The debate began with an overview of the Brazilian legal framework, focused on the Industrial Property Law (Law No. 9.279/96, Articles 68 to 74), complemented by Laws No. 14.200/2021 and No. 15.122/2024, which expanded the grounds for compulsory licensing, including cases of national emergency, public interest, and international trade retaliation. Ana Cláudia explained that the Brazilian National Institute of Industrial Property (INPI) is the competent authority for granting compulsory licenses, although in emergencies, the federal government can act ex officio.
Next, Ning JIANG detailed the Chinese legal framework, noting that provisions for compulsory licensing have been in place since 1984, with updates in subsequent Patent Law revisions. Currently, eleven articles (53 to 63) regulate the topic, covering scenarios such as lack of adequate exploitation, monopolistic behavior, national emergencies, public interest, public health, and technological dependency.
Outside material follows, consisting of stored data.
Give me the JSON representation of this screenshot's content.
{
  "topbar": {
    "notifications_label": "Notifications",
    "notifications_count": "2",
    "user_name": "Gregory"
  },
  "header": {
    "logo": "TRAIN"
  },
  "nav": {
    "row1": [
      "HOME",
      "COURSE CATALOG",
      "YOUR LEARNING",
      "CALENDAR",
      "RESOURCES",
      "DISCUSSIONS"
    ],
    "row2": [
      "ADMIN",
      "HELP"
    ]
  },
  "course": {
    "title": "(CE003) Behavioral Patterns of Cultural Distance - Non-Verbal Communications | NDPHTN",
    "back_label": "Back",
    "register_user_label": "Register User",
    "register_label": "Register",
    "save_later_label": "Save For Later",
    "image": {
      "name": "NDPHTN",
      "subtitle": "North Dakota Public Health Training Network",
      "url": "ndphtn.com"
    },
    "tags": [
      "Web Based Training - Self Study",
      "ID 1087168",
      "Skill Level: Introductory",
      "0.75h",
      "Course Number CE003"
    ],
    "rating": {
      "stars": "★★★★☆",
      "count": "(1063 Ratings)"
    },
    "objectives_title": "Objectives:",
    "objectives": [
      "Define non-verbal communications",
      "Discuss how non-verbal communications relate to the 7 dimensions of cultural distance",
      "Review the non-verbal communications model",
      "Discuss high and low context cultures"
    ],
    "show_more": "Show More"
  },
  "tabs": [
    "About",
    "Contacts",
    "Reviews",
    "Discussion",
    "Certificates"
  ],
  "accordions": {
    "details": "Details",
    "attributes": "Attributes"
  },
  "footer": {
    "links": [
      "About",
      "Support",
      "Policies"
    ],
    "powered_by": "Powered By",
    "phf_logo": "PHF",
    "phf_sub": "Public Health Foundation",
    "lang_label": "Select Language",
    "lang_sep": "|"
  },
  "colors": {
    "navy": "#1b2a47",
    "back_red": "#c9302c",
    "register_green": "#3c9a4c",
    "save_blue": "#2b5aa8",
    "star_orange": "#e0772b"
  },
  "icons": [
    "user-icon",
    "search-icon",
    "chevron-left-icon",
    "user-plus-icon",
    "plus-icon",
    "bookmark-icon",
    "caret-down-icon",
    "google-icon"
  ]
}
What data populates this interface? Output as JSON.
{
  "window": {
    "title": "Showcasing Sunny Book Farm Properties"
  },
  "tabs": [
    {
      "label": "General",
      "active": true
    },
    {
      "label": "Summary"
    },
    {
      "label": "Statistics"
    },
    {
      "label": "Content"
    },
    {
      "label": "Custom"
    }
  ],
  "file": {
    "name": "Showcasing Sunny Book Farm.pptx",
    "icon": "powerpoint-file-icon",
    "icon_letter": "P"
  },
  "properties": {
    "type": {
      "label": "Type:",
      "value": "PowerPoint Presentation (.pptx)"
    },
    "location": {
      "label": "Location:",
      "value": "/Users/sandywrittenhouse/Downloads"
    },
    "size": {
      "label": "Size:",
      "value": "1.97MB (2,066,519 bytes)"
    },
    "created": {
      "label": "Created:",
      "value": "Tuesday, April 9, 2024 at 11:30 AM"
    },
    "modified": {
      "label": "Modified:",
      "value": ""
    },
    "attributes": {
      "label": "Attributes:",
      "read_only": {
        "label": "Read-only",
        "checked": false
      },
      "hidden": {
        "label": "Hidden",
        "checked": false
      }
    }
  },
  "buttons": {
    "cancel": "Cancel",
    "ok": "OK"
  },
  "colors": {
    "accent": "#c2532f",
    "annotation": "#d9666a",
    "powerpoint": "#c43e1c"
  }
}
Mamta Rani Jha presented the Indian experience, emphasizing that compulsory licensing in the country is governed by Chapter 16 of the Patents Act of 1970. In India, a compulsory license can be requested three years after the patent grant, provided that a prior attempt to obtain a voluntary license has been made. The main grounds include unmet public needs, excessive pricing, and lack of local exploitation. The government may also grant licenses in cases of national emergencies, extreme urgency, or pandemics, including for exporting medicines to developing countries.
Ana Cláudia resumed the discussion with examples from Brazil, emphasizing that the only effective case of compulsory licensing was the antiretroviral Efavirenz in 2007, under the National AIDS Program, after unsuccessful price negotiations. Other medicines had their prices renegotiated with pharmaceutical companies without needing to grant a compulsory license, highlighting the importance of balancing public interest with innovation.
Butian MA then presented cases from China, where, despite the lack of administrative compulsory licenses, court decisions have indirectly allowed third-party use of patented technologies initially exploited without authorization, provided that royalties are paid. One example involved an airport authorized to maintain patented facade connectors, prioritizing public interest and avoiding high replacement costs.
In India, only one compulsory license has been granted: in the Bayer vs. Union of India case, concerning the drug Nexavar, due to high pricing and limited accessibility. In three other cases, applications were denied for failing to meet legal criteria, such as lack of emergency, absence of a prior voluntary license attempt, or availability of alternatives, reflecting the strict application of the law to maintain a balance between innovation protection and access.
In the final segment, participants discussed how, in all three countries, patent holders dissatisfied with the granting of compulsory licenses or the arbitrated royalty amounts can appeal to the judiciary to challenge the decision.
Lastly, the speakers clarified that royalty rates vary by jurisdiction: in India, the rates range from 3% to 6%; in Brazil, from 1% to 7%; and in China, although no consolidated parameter exists for the pharmaceutical sector, court rulings have set amounts between 40,000 and 50,000 monetary units in strategic sectors.
Recordings will soon be available on the IDS website.
Note: For quick release, this English version is provided by automated translation without human review.